Summary of SIVmac239 viral evolution at 70-84 days post infection. Deep sequencing was performed on plasma virus sampled at 70-84 days post-infection from all cohorts, identifying the position and frequency of nucleotide mutations. (A) The plot displays all detected SIVmac239 mutations in the labeled vaccine cohorts. Each dot represents a single mutation detected in one RM, and the y-axis indicates the frequency of that mutation in the sample. Mutations are colored according to functional category (see legend). (B) The graph summarizes the number of dominant (detected in >50% of reads) mutations per animal, grouped by category. These data show that all cohorts are accumulating additional dominant mutations, although there are no significant differences between cohorts. (C) The plot displays the 17 dominant mutations detected in multiple RMs (out of 58 total dominant mutations), for the purpose of identifying patterns of common selection. While three positions were enriched in every group (Env V67M, Nef E93E, and the sub-optimal nucleotide A9110G), the pattern of mutation was otherwise diverse, and there were not any variants enriched in a specific vaccine cohort. (D) The plot displays the total nucleotide distance from the challenge sequence, defined as the sum of the frequencies of all mutations detected in that sample. NS, non-synonymous; Synon, synonymous.

Figure 3

Nucleotide mutation within MHC-E and MHC-II restricted supertopes. Supertopes are a unique property of 68-1 RhCMV vaccines, with different RhCMV versions eliciting different patterns of responses. (A) Each boxplot displays the sum of nucleotide mutation per RM within the indicated MHC-E restricted supertope. Plots are colored based on whether the vaccine is expected to elicit a T cell response against that supertope, which is determined by the vector backbone and whether the epitope is encoded by the vector. (B) Analogous to (A), each boxplot displays the sum of nucleotide mutation per RM within the indicated MHC-II restricted supertope. Collectively, these data demonstrate that there is relatively little viral mutation within most supertopes of 68-1 RhCMV vaccinated RMs. While there are examples specific RMs with high frequency mutations overlapping a particular supertope, there is no significant difference between RMs that do or do not have a vaccine-elicited response against the supertope, suggesting other factors are driving this selection.

Figure 4

Nucleotide mutation within conventional MHC-Ia restricted supertopes. Each boxplot displays the sum of nucleotide mutation per RM within the indicated immunodominant MHC-Ia restricted epitope. While none of the vaccines elicit responses against canonical MHC-Ia epitopes, de novo responses will be primed by the challenge itself.

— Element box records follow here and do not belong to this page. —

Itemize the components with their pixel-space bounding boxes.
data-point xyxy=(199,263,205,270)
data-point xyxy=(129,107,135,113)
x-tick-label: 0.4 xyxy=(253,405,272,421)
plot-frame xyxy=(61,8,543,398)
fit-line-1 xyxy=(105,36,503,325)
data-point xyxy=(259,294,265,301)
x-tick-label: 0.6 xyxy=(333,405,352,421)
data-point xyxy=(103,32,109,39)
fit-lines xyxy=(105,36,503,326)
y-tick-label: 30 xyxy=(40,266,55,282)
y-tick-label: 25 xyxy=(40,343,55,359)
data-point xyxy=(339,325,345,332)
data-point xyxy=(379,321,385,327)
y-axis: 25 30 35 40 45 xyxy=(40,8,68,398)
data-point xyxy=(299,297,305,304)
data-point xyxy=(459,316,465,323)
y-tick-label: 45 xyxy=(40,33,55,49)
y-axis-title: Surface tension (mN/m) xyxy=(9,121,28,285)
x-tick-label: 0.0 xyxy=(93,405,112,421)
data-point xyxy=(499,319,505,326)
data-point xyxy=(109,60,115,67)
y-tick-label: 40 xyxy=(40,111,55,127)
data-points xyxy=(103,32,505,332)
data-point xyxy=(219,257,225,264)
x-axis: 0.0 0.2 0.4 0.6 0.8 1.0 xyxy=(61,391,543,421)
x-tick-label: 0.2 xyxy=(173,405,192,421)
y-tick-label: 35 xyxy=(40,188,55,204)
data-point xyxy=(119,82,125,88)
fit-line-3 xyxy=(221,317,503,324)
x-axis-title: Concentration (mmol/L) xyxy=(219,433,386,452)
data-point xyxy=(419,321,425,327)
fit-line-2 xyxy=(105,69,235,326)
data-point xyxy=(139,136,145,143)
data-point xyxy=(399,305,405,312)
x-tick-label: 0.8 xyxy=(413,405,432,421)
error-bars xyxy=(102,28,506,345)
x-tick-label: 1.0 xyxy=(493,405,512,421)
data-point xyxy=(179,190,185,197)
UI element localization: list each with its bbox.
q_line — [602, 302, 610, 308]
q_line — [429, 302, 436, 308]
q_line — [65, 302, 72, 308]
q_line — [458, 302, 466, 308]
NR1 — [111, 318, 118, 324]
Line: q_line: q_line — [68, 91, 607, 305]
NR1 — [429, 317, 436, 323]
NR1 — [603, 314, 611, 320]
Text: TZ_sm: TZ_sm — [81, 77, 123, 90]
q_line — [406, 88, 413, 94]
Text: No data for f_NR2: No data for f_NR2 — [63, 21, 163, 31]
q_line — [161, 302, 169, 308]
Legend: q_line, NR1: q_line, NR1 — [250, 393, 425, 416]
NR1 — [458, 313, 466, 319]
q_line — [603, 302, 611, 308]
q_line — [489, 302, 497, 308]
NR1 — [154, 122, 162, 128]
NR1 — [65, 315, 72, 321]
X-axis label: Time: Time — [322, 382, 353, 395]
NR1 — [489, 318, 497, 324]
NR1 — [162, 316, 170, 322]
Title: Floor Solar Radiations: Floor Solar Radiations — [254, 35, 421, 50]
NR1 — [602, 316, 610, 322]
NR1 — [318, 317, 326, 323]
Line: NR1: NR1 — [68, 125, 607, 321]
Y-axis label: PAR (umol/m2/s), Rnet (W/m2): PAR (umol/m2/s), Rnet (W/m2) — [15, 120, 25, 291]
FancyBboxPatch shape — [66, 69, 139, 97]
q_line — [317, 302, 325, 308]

RMs within each group are separated based on whether the RM expresses the restricting MHC-Ia allele for that epitope. Collectively, these data demonstrate that viral escape consistent with MHC-Ia restricted CTL pressure occurs in both RhCMV/SIV vaccinated and unvaccinated RMs. Asterisks after the plot title indicate epitopes with a statistically significant difference in mutation rates between RMs that do or not express the restricting MHC-Ia allele, using a pairwise Wilcoxon rank sum test (Holm-corrected), with adjusted p-value threshold <0.05.